Another analogy that came to me is that I am on the edge of a cliff. Over the cliff's edge is death. But I can't walk away from it because there is a brick wall that stops me, so I'm trapped. Either I am foolishly pushing with all my might at an impenetrable wall, or I'm falling off the edge into the world beyond. So I am stuck in one spot, finding that I do not have the strength to break down the wall, but I don't dare step too far toward the edge of that cliff, or WHAM, I'm toast. The sick twist in this scenario is that the brick wall has been built by me, and I have trapped myself. My lack of self-confidence keeps me from trying to climb my own wall, or even better, just smashing it down, but my fear of the world beyond keeps me from leaping to my death.
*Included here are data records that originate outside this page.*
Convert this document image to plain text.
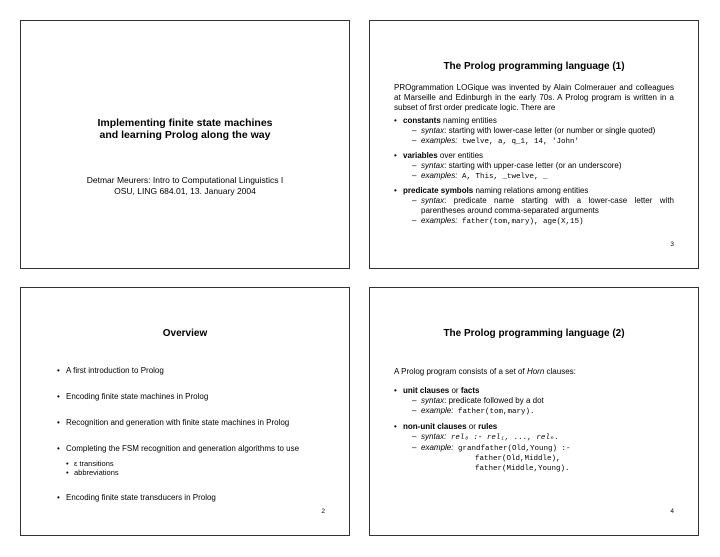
Implementing finite state machines
and learning Prolog along the way
Detmar Meurers: Intro to Computational Linguistics I
OSU, LING 684.01, 13. January 2004
The Prolog programming language (1)
PROgrammation LOGique was invented by Alain Colmerauer and colleagues at Marseille and Edinburgh in the early 70s. A Prolog program is written in a subset of first order predicate logic. There are
• constants naming entities
– syntax: starting with lower-case letter (or number or single quoted)
– examples: twelve, a, q_1, 14, 'John'
• variables over entities
– syntax: starting with upper-case letter (or an underscore)
– examples: A, This, _twelve, _
• predicate symbols naming relations among entities
– syntax: predicate name starting with a lower-case letter with parentheses around comma-separated arguments
– examples: father(tom,mary), age(X,15)
3
Overview
• A first introduction to Prolog
• Encoding finite state machines in Prolog
• Recognition and generation with finite state machines in Prolog
• Completing the FSM recognition and generation algorithms to use
• ε transitions
• abbreviations
• Encoding finite state transducers in Prolog
2
The Prolog programming language (2)
A Prolog program consists of a set of Horn clauses:
• unit clauses or facts
– syntax: predicate followed by a dot
– example: father(tom,mary).
• non-unit clauses or rules
– syntax: rel₀ :- rel₁, ..., relₙ.
– example: grandfather(Old,Young) :-
father(Old,Middle),
father(Middle,Young).
4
Instead I'm just stuck in a game that I have tired of playing but am too afraid to not play.

But the "fun" doesn't end there; there is another variable: my incessant perfectionism. Perhaps that is what has altogether zapped my self-confidence. If I can't do something right the first time, then fuck it, I'm not going to do it. If you tell me I can't do something, 9 times out of 10, I'm not going to prove you wrong--unless it's a command, like "don't do something" then I will prove you wrong out of spite if you make me angry. Or, I will feel so guilty at the slightest deviation from said command that I will find it difficult to sleep. And so my perfectionism causes me one by one to give up pursuits I once enjoyed. I'm fighting with all I have to keep picking up the guitar and playing, but I feel that I'm losing this battle. So the perfectionism slowly destroys my ability to enjoy anything, and I spend a good deal of my time angry with myself. If no one is home, I'm liable to go into a rage at myself. And while I am not enjoying anything, I am also not trying to achieve anything, because I cannot accept the fact that I might fail, so it is easier not to look for a better job, or really put effort into things because they will only end in ruin. I cannot tolerate failure, yet I do not have the patience and persistence to be successful.

I say none of this so you will feel sorry for me. Who knows if anyone will even read this. I'm not broadcasting this. But let's just say, I've been praying (at least as much as I can make myself talk to the Lord), and I read my Bible daily. I know that this is not how the Lord wants me to live. But it feels, quite simply, like I'm "Down in a Hole" (Alice in Chains reference #2). In fact, I named this blog "Down in a Hole" because if there is (sadly) a song that has become the soundtrack to my life, this is it. I have been at least a casual Alice in Chains fan for years, though my appreciation for that band has grown more and more as the years have gone by, because it's sort of like they "get" me. (I don't care how many people dog them for continuing on after Layne Staley's death, I think the new singer is awesome and I can't wait for new music from them!) So, I will share some of the lyrics from "Down in a Hole"

"...You don't understand who they thought I was supposed to be
Look at me now, a man who won't let himself be...
...Down in a Hole, feelin' so small...
I'd like to fly, but my wings have been so denied."

So in closing, what I've got to do is figure out a way to come to grips with my mortality, to end the ridiculous perfectionism, trust in the Good Lord, and reach my full potential. Sounds so easy, doesn't it? Yet it isn't. And I have to do something, because this combination will kill me eventually. Pehaps not in some horrible suicide, but whatever is left of my spirit will wither and I will simply burn out.

2 comments:

  1. Is it cloudy where you are today? I just read the entire book of Ecclesiastes and wrote up my post while you were writing yours. I've discovered - darkness makes me get introspective and wonder what the point of it all is. Sometimes I like a little cloud and dark to think deeply and write. Too much darkness though, and I stop taking pleasure in any of my toil.